Talking Like the Rain, selected by XJ and Dorothy Kennedy, illustrated by Jane Dyer


Talking Like the Rain: A Read-to-me Book of Poems, newly in paperback, is selected by longtime poets and anthologists of poetry, XJ and Dorothy M Kennedy and illustrated by the heir to Tasha Tudor and Beatrix Potter's delicate watercolor tradition, Jane Dyer. If you can only buy (or make room on your shelves for) three poetry books for children, this should be the first one you buy as soon as your baby is born. (The other two are anything by Shel Silverstein and A Children's Anthology of Poetry, to be purchased and read in that order.) Jane Dyer's illustrations make this collection infinitely irresistible to little eyes and the poems make it irresistible to little ears.
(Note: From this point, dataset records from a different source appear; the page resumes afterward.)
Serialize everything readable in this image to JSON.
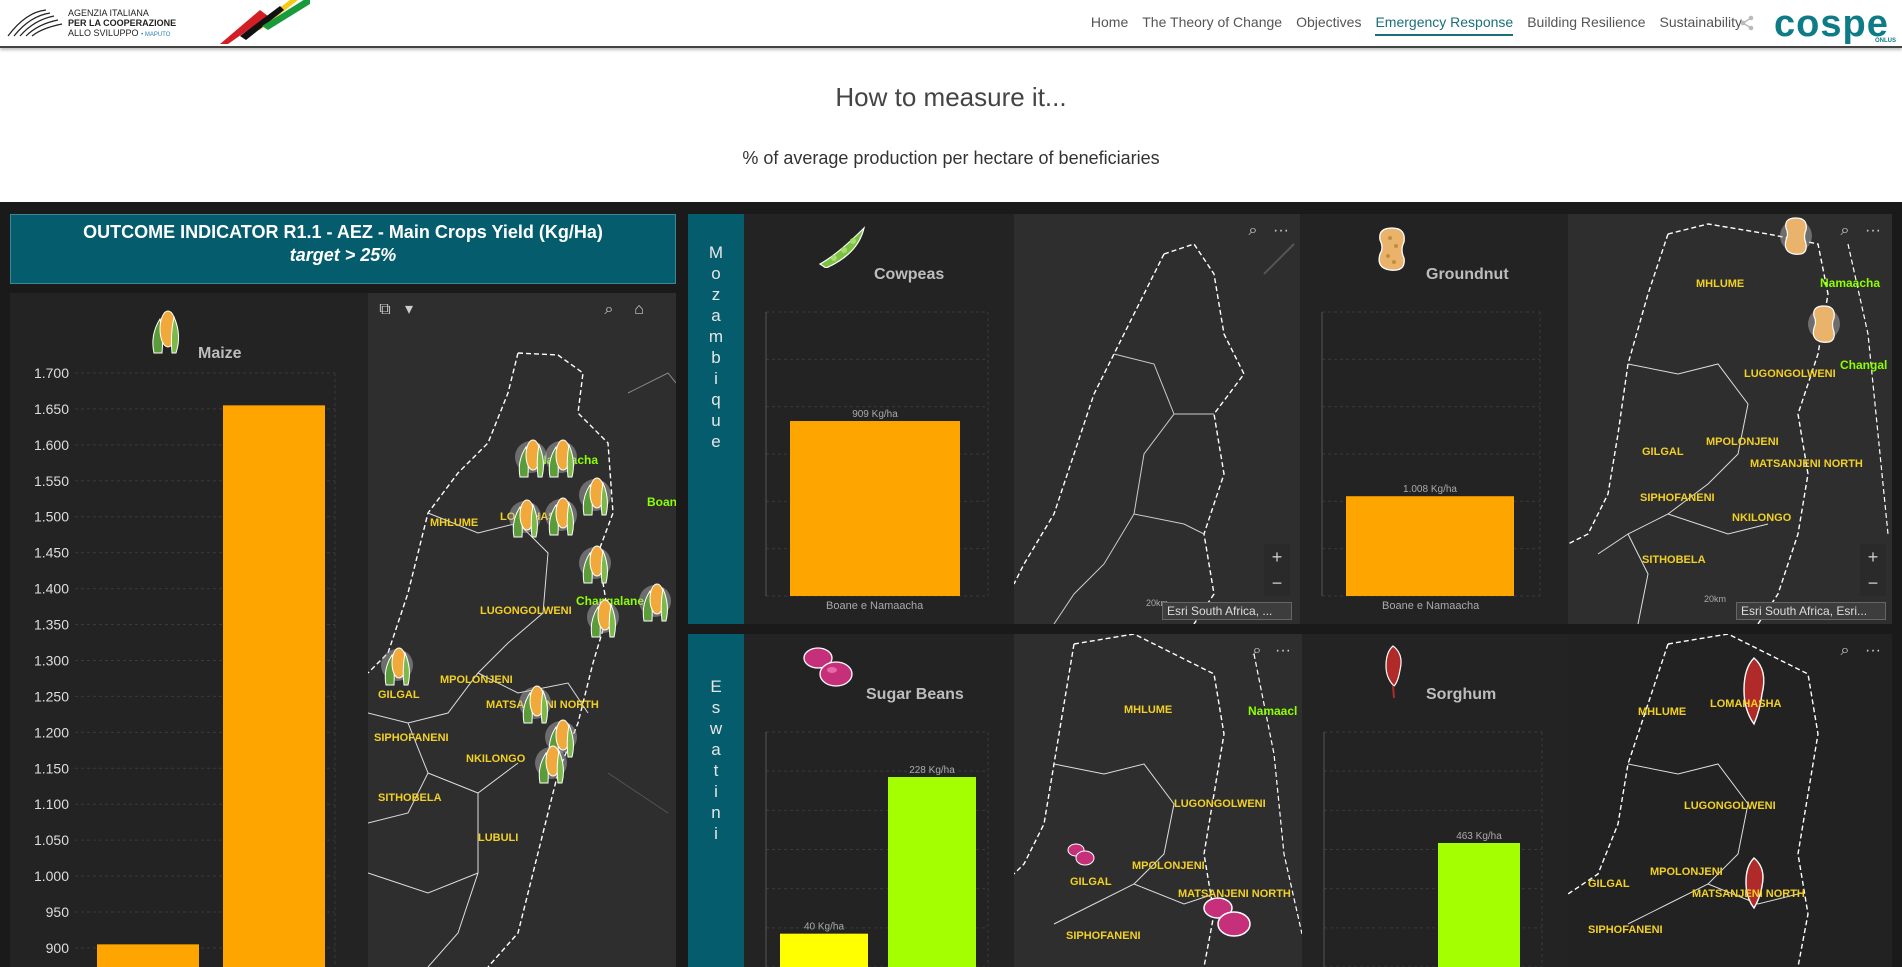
{
  "header": {
    "aics_line1": "AGENZIA ITALIANA",
    "aics_line2": "PER LA COOPERAZIONE",
    "aics_line3": "ALLO SVILUPPO",
    "aics_city": "• MAPUTO",
    "nav": [
      "Home",
      "The Theory of Change",
      "Objectives",
      "Emergency Response",
      "Building Resilience",
      "Sustainability"
    ],
    "active_nav": "Emergency Response",
    "cospe_word": "cospe",
    "cospe_small": "ONLUS"
  },
  "page": {
    "title": "How to measure it...",
    "subtitle": "% of average production per hectare of beneficiaries"
  },
  "indicator": {
    "line1": "OUTCOME INDICATOR R1.1 - AEZ - Main Crops Yield (Kg/Ha)",
    "line2": "target > 25%"
  },
  "side_tabs": {
    "mozambique": "Mozambique",
    "eswatini": "Eswatini"
  },
  "colors": {
    "teal": "#055c6c",
    "orange": "#ffa500",
    "lime": "#a4ff00",
    "yellow": "#ffff00",
    "map_label": "#f2d024",
    "map_green": "#8cff00"
  },
  "chart_data": [
    {
      "type": "bar",
      "title": "Maize",
      "ylim": [
        900,
        1700
      ],
      "yticks": [
        "1.700",
        "1.650",
        "1.600",
        "1.550",
        "1.500",
        "1.450",
        "1.400",
        "1.350",
        "1.300",
        "1.250",
        "1.200",
        "1.150",
        "1.100",
        "1.050",
        "1.000",
        "950",
        "900"
      ],
      "values": [
        905,
        1655
      ],
      "bar_colors": [
        "#ffa500",
        "#ffa500"
      ]
    },
    {
      "type": "bar",
      "title": "Cowpeas",
      "categories": [
        "Boane e Namaacha"
      ],
      "values": [
        909
      ],
      "value_labels": [
        "909 Kg/ha"
      ],
      "bar_colors": [
        "#ffa500"
      ]
    },
    {
      "type": "bar",
      "title": "Groundnut",
      "categories": [
        "Boane e Namaacha"
      ],
      "values": [
        1008
      ],
      "value_labels": [
        "1.008 Kg/ha"
      ],
      "bar_colors": [
        "#ffa500"
      ]
    },
    {
      "type": "bar",
      "title": "Sugar Beans",
      "values": [
        40,
        228
      ],
      "value_labels": [
        "40 Kg/ha",
        "228 Kg/ha"
      ],
      "bar_colors": [
        "#ffff00",
        "#a4ff00"
      ]
    },
    {
      "type": "bar",
      "title": "Sorghum",
      "values": [
        463
      ],
      "value_labels": [
        "463 Kg/ha"
      ],
      "bar_colors": [
        "#a4ff00"
      ]
    }
  ],
  "maps": {
    "maize_map": [
      "Namaacha",
      "Boan",
      "MHLUME",
      "LOMAHASHA",
      "Changalane",
      "LUGONGOLWENI",
      "GILGAL",
      "MPOLONJENI",
      "MATSANJENI NORTH",
      "SIPHOFANENI",
      "NKILONGO",
      "SITHOBELA",
      "LUBULI"
    ],
    "cowpeas_map": [
      "20km",
      "Esri South Africa, ..."
    ],
    "groundnut_map": [
      "MHLUME",
      "Namaacha",
      "Changal",
      "LUGONGOLWENI",
      "MPOLONJENI",
      "GILGAL",
      "MATSANJENI NORTH",
      "SIPHOFANENI",
      "NKILONGO",
      "SITHOBELA",
      "20km",
      "Esri South Africa, Esri..."
    ],
    "sugarbeans_map": [
      "MHLUME",
      "Namaacl",
      "LUGONGOLWENI",
      "GILGAL",
      "MPOLONJENI",
      "MATSANJENI NORTH",
      "SIPHOFANENI"
    ],
    "sorghum_map": [
      "MHLUME",
      "LOMAHASHA",
      "LUGONGOLWENI",
      "GILGAL",
      "MPOLONJENI",
      "MATSANJENI NORTH",
      "SIPHOFANENI"
    ]
  },
  "tools": {
    "more": "···",
    "plus": "+",
    "minus": "−"
  }
}
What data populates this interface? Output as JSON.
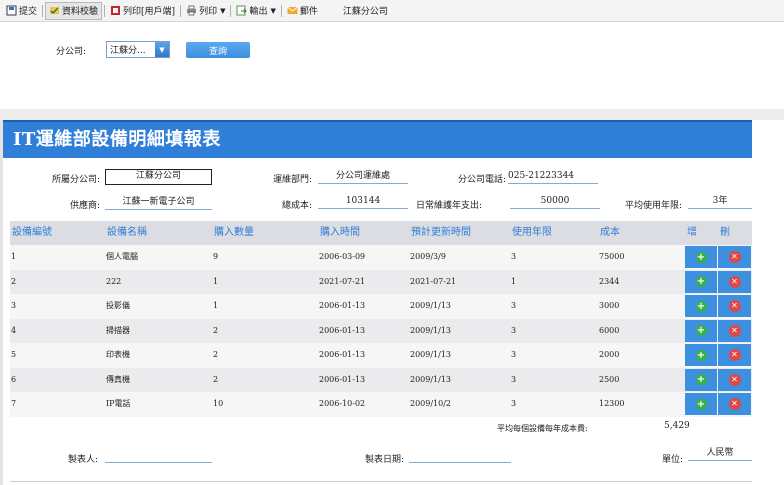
{
  "toolbar": {
    "submit": "提交",
    "validate": "資料校驗",
    "print_client": "列印[用戶端]",
    "print": "列印",
    "export": "輸出",
    "mail": "郵件",
    "title": "江蘇分公司"
  },
  "filter": {
    "label": "分公司:",
    "value": "江蘇分...",
    "query_button": "查詢"
  },
  "report": {
    "title": "IT運維部設備明細填報表",
    "branch_label": "所屬分公司:",
    "branch_value": "江蘇分公司",
    "dept_label": "運維部門:",
    "dept_value": "分公司運維處",
    "phone_label": "分公司電話:",
    "phone_value": "025-21223344",
    "supplier_label": "供應商:",
    "supplier_value": "江蘇一新電子公司",
    "total_cost_label": "總成本:",
    "total_cost_value": "103144",
    "maintenance_label": "日常維護年支出:",
    "maintenance_value": "50000",
    "avg_life_label": "平均使用年限:",
    "avg_life_value": "3年",
    "avg_cost_label": "平均每個設備每年成本費:",
    "avg_cost_value": "5,429",
    "maker_label": "製表人:",
    "maker_value": "",
    "date_label": "製表日期:",
    "date_value": "",
    "unit_label": "單位:",
    "unit_value": "人民幣"
  },
  "table": {
    "headers": [
      "設備編號",
      "設備名稱",
      "購入數量",
      "購入時間",
      "預計更新時間",
      "使用年限",
      "成本",
      "增",
      "刪"
    ],
    "rows": [
      [
        "1",
        "個人電腦",
        "9",
        "2006-03-09",
        "2009/3/9",
        "3",
        "75000"
      ],
      [
        "2",
        "222",
        "1",
        "2021-07-21",
        "2021-07-21",
        "1",
        "2344"
      ],
      [
        "3",
        "投影儀",
        "1",
        "2006-01-13",
        "2009/1/13",
        "3",
        "3000"
      ],
      [
        "4",
        "掃描器",
        "2",
        "2006-01-13",
        "2009/1/13",
        "3",
        "6000"
      ],
      [
        "5",
        "印表機",
        "2",
        "2006-01-13",
        "2009/1/13",
        "3",
        "2000"
      ],
      [
        "6",
        "傳真機",
        "2",
        "2006-01-13",
        "2009/1/13",
        "3",
        "2500"
      ],
      [
        "7",
        "IP電話",
        "10",
        "2006-10-02",
        "2009/10/2",
        "3",
        "12300"
      ]
    ]
  },
  "colors": {
    "accent": "#2f7ed8",
    "header_bg": "#dcdde2",
    "add": "#36b24a",
    "delete": "#e04848"
  }
}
The poems are divided into sections that include subjects such as, Play, Families, Just for Fun, Birds, Bugs and Beasts, Rhymes and Songs, Magic and Wonder, Wind and Weather, Calendars and Clocks and Day and Night. Contributing poets include Jack Prelutsky, Edward Lear, Langston Hughes, Robert Louis Stevenson, Eve Merriam, John Ciardi, Gwendolyn Brooks, NM Bodecker, Nikki Gionvanni, Christina Rossetti, Emily Dickinson and Jane Yolen.

























Families

Listen! I've a big surprise!
My new mom has light-green eyes.

and my new brother, almost ten,
is really smart. He helped me when

we did our homework. They moved in
a week ago. When we begin

to settle down, she said that you
could come for dinner. When you do

you'll like them, just like Dad and me,
so come and meet my family!

-Myra Cohn Livingston


While you may not be able to read the tiny text of the poems, you do get a feel for the wonderful illustrations that accompany and enfold them. And, if you are interested in how this book got it's name, a passage from Isak Dinesen's book Out of Africa begins the book. Dinesen writes of harvesting maize in the field with young Swahili field laborers and speaking to them in their own language, but in non-sensical, rhyming verse. She tried to get them to join in with her and finish her rhymes, but they would not. When she stopped her game, they begged her, "Speak again. Speak like rain." As Dinesen writes, "Why they should feel verse to be like rain, I do not know,. It must have been, however, an expression of applause, since in Africa rain is always longed for and welcomed." What a beautiful image and thought to begin the book with - that poetry itself should be like applause and welcomed like rain in a dry land.